Experiences with Tissue Culture and Pinguicula
by Edward Read – email@example.com
I put the technology of tissue culture to best use with Pinguicula by raising seedlings to a very large size in a small amount of time (fig. 3-5).
I first realized how much time could be saved when I was still a student at California State University of Fullerton. Leo Song asked me to germinate some hybrid seed for him in vitro. The seedlings were grown to a fair size in vitro and then planted out. I collected seed from these same plants only six months after I put them in vitro! The latest similar experience was with some hybrid seed of P. gigantea X P. hemiepiphitica. After only four and a half months (138 days) in vitro I had plants flowering in the containers (fig. 6). I unfortunately don’t have these same results with every specimen, but I do regularly have high success in germinating fresh seed and growing the plants close to adult size in less than 6 months. I typically take seedlings out of their containers after 4 months because the container lids are ready to pop off (fig. 7).
Plant multiplication is the most common use for the technology. Winter leaves are easy explants. I can easily say that I have many more Pinguicula in tissue culture containers than in my greenhouse (fig. 1).

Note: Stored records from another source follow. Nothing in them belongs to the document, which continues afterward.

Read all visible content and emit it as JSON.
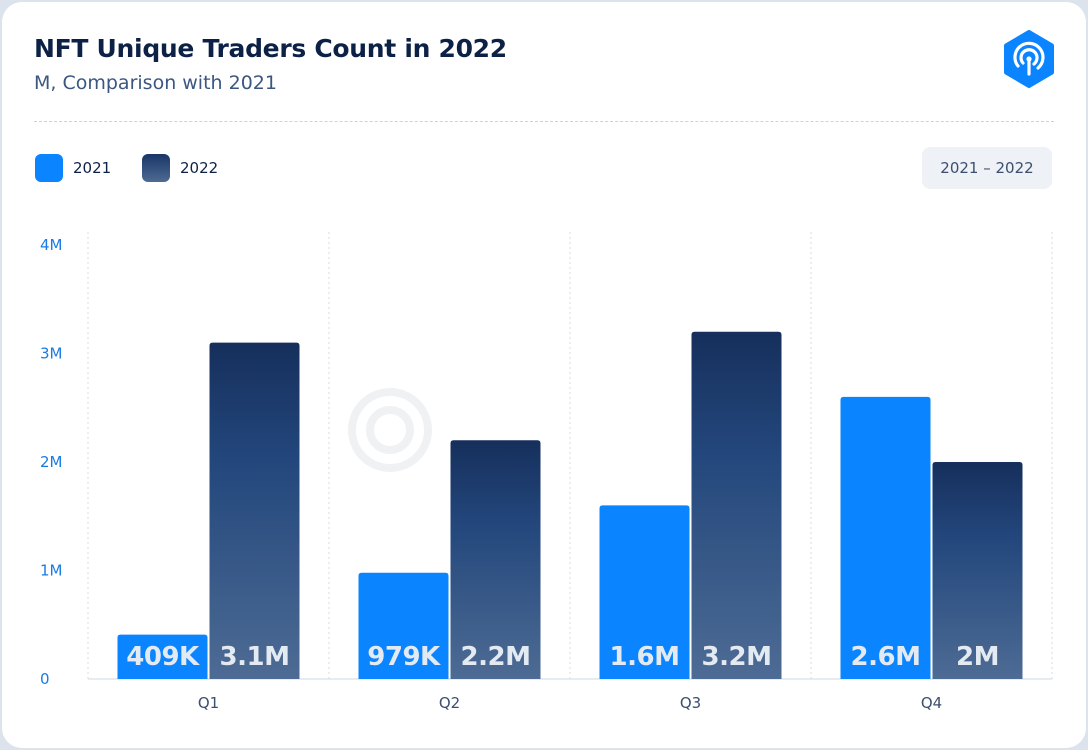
{
  "header": {
    "title": "NFT Unique Traders Count in 2022",
    "subtitle": "M, Comparison with 2021",
    "range_label": "2021 – 2022"
  },
  "legend": [
    {
      "label": "2021",
      "color": "#0a84ff"
    },
    {
      "label": "2022",
      "color": "#1f3f70"
    }
  ],
  "colors": {
    "series_2021": "#0a84ff",
    "series_2022_top": "#162f5c",
    "series_2022_bottom": "#4d6b94",
    "axis_text": "#1a7be6",
    "brand": "#0a84ff"
  },
  "chart_data": {
    "type": "bar",
    "categories": [
      "Q1",
      "Q2",
      "Q3",
      "Q4"
    ],
    "series": [
      {
        "name": "2021",
        "values": [
          0.409,
          0.979,
          1.6,
          2.6
        ],
        "labels": [
          "409K",
          "979K",
          "1.6M",
          "2.6M"
        ]
      },
      {
        "name": "2022",
        "values": [
          3.1,
          2.2,
          3.2,
          2.0
        ],
        "labels": [
          "3.1M",
          "2.2M",
          "3.2M",
          "2M"
        ]
      }
    ],
    "yticks": [
      "0",
      "1M",
      "2M",
      "3M",
      "4M"
    ],
    "ylim": [
      0,
      4
    ],
    "grid": true,
    "legend_position": "top-left"
  }
}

I have been able to multiply newly acquired species thus increasing my chances of not loosing them (fig 8-10). My problem is not knowing when to stop dividing the cultures. For example, one year I had 20 containers of P. esseriana. It was impossible to count how many plants were in each container because they were small plants and they completely filled the containers. How many plants of Drosera regia could one possibly need (fig. 11)?

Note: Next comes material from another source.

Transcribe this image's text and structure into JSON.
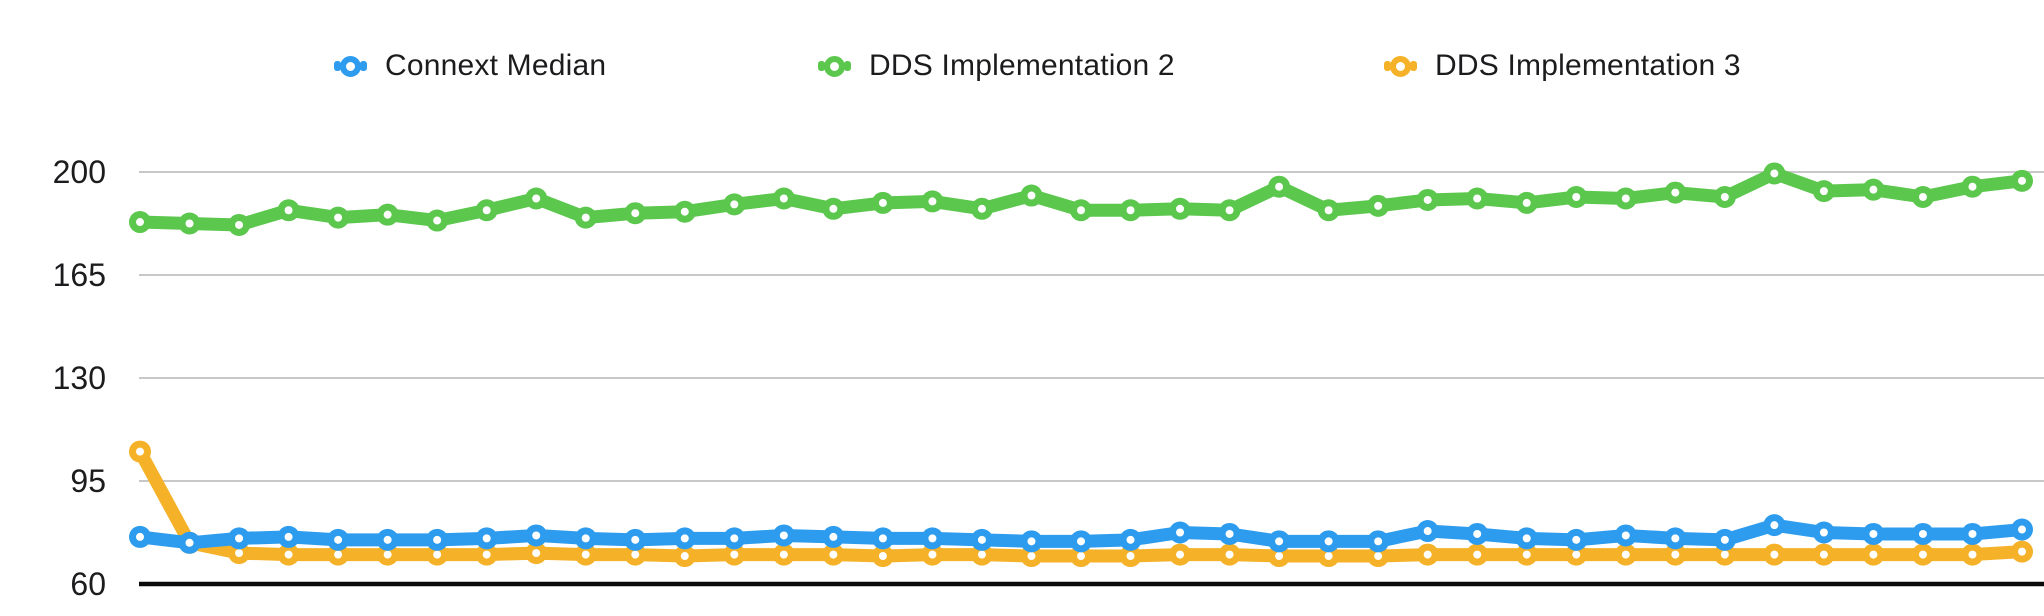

In my experience, Mexican Pinguicula are the easiest to take out of the humid sterile containers and pot into “soil.” Just treat the material as you would leaf cuttings.
There are many great resources for learning this technique. I would stress a few steps that I feel are very important and often overlooked. Read the whole book! You can have success without an expensive flow hood, but get yourself one if you see that you will be doing this for years to come (fig. 2).
Use Tween20 or another similar detergent along with the sterilization solution. Make a lot of sterile rinse water. Rinse your seeds or explants three times! Rinse once for one minute, rinse again for 10 minutes, and then again for a longer period. Let your seeds sit overnight in the rinse, they like it. Don’t put too much material (seeds, explants, paper) in the rinse. Good sterile technique comes with practice and attitude. If you are not having success, give yourself a break and get some material already in vitro to practice with. Nothing is worse than waiting for seeds to germinate that never do or watching your precious explants go up in a cloud of spores time after time. If you did well in your chemistry labs, you should know everything you need for a safe experience.
Good luck and don’t forget to read the whole book and rinse 3X.